According to their evaluation, “peasants and small farmers, especially women, account for over half of Russia’s agricultural production but occupy only a quarter of the agricultural lands,” and “in Ukraine, they produce 55% of the agricultural output on only 16% of the land, while in Kazakhstan, where they occupy half of the land, they account for 73% of agricultural production. The fact is that these countries are fed by their peasants and small farmers.”

The groups pointed that this fact “is true the world over. Wherever offical data are available, as in the EU, Colombia and Brazil, or in the studies undertaken in Asia, Africa and Latin America, peasant farming is shown to be more efficient than large-scale agribusiness.”

“Contrary to what is claimed by the director-general of the FAO, those who really have the capacity to feed the world are the world's men and women farmers and peasants. The expansion of agribusiness has only exacerbated poverty, destroyed the potential for dignified rural livelihoods, increased pollution and environmental destruction, and brought back the scourge of slave labor and a series of recent food and climate crises,” warned the organizations..

“For social movements and the peasants and small farmers of the world, it is unacceptable and even incomprehensible for a director-general of the FAO to be promoting the destruction of peasant farming and an increase in land grabbing. It is particularly troubling for this to occur after three years of careful, hard work by La Via Campesina and other organizations in constructing the FAO's voluntary guidelines to protect communities against land grabs,” they added.

The groups remembered that “Da Silva had repeatedly assured farmers’ organizations during his campaign” to head the FAO “that he would promote and validate the importance of peasant agriculture and the critical role small farmers must play in food production.”
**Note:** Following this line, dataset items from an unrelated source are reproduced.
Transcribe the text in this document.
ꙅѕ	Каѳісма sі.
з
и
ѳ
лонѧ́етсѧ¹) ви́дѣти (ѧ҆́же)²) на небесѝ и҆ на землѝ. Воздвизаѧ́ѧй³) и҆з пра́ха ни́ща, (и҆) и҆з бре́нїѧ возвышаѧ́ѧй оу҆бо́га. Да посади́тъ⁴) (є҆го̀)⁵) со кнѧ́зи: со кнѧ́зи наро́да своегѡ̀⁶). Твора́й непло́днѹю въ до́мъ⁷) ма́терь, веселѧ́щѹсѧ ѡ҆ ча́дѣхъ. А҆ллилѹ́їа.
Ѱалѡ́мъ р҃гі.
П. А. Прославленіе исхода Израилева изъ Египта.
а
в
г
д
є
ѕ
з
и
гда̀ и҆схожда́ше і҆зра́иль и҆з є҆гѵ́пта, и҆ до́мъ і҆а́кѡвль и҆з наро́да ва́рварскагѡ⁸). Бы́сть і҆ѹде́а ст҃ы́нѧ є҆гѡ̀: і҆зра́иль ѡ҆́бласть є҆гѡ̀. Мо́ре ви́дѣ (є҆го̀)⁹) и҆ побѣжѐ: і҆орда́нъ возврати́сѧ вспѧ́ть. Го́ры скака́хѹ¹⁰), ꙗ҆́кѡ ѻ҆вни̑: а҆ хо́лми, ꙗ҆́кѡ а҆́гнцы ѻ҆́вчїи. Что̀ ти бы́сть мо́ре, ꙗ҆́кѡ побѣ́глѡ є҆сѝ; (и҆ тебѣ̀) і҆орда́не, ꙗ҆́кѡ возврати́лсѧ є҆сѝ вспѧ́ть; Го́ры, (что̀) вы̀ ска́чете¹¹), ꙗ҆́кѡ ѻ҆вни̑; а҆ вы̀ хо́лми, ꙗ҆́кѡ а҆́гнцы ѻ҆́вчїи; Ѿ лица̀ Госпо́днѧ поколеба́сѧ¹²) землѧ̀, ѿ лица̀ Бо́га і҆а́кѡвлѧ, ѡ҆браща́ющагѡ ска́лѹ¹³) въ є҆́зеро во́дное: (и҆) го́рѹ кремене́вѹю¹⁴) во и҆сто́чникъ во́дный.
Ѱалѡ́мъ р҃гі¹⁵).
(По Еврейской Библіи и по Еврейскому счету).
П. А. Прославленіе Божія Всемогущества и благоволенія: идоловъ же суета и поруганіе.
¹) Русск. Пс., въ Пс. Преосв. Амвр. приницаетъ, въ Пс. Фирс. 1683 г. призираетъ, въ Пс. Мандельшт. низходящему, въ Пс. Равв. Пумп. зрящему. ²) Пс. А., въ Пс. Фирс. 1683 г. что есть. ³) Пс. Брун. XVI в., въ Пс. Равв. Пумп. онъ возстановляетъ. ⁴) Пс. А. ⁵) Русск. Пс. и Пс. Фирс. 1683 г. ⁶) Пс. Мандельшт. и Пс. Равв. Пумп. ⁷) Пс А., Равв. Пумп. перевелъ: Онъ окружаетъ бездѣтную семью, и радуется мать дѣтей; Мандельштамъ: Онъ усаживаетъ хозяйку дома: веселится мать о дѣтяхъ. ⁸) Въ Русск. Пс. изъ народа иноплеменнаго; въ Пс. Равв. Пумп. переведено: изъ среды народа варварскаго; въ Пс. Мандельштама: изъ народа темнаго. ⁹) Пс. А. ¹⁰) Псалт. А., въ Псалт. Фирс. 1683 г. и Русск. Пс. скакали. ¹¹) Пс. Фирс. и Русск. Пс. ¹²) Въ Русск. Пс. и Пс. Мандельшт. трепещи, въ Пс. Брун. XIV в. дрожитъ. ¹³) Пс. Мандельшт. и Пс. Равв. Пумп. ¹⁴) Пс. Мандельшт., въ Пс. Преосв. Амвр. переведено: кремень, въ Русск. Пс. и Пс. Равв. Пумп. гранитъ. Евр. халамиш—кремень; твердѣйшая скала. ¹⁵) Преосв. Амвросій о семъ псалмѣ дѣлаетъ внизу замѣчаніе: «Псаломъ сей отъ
“The language used by Graziano da Silva and Chakrabarti” in their article “is offensive,” they said, and remarked “phrases like ‘fertilize this land with money’ or ‘make life easier for the world's hungry’.” Those appeals “call into question the FAO's ability to do its job with the necessary rigor and independence from large agribusiness companies and fulfill the UN mandate to eradicate hunger and improve the living conditions of rural people.”

When Da Silva agreed that the main obstacles to improve agricultural production are the “relatively high levels of protection,” the “lack of proper irrigation” and the “small and uneconomically sized farms,” he unveiled “the FAO's subservience to the demands and interests of greedy investors”, that “undermines all the work at conciliation that has taken place in recent years between farmers’ organizations” and the agency.

“Where, we wonder, will peasant families go if these plans to transform their lands into industrial megafarms are successful?” the groups asked.

“Beyond the issue of the FAO abandoning its mission, it is also of deep concern that the EBRD is playing such an active role in profitting from and promoting investments in land grabbing and the take over of agriculture by big agribusiness. The EBRD's stance is all the more dangerous now that its area of operation is expanding in North Africa,” reads the statement.

“What is needed for agriculture and the planet is just the opposite of what Chakrabarti and Graziano da Silva propose,” said the organizations. “Humanity and those suffering from hunger need the ‘agri-cultures’ of rural areas, which represent half the world’s population and make peasant farming possible, to be protected and promoted -- because peasant farming is more efficient and productive, because it produces at least half of the global food supply and most of the employment in rural areas, and because it can cool the planet,” added the groups.

“The livelihoods of peasants and indigenous peoples and their food production systems cannot be destroyed to create a new source of mega profits for a tiny group of elites. We need comprehensive and effective agrarian reforms that put lands and territories back into the hands of rural peoples. The commodification and grabbing of lands must be stopped and reversed. We do not need agribusiness; we need more communities and more peasant and indigenous families farming with dignity and respect. Small farmers feed the world! Agribusiness grabs it !” ends the statement.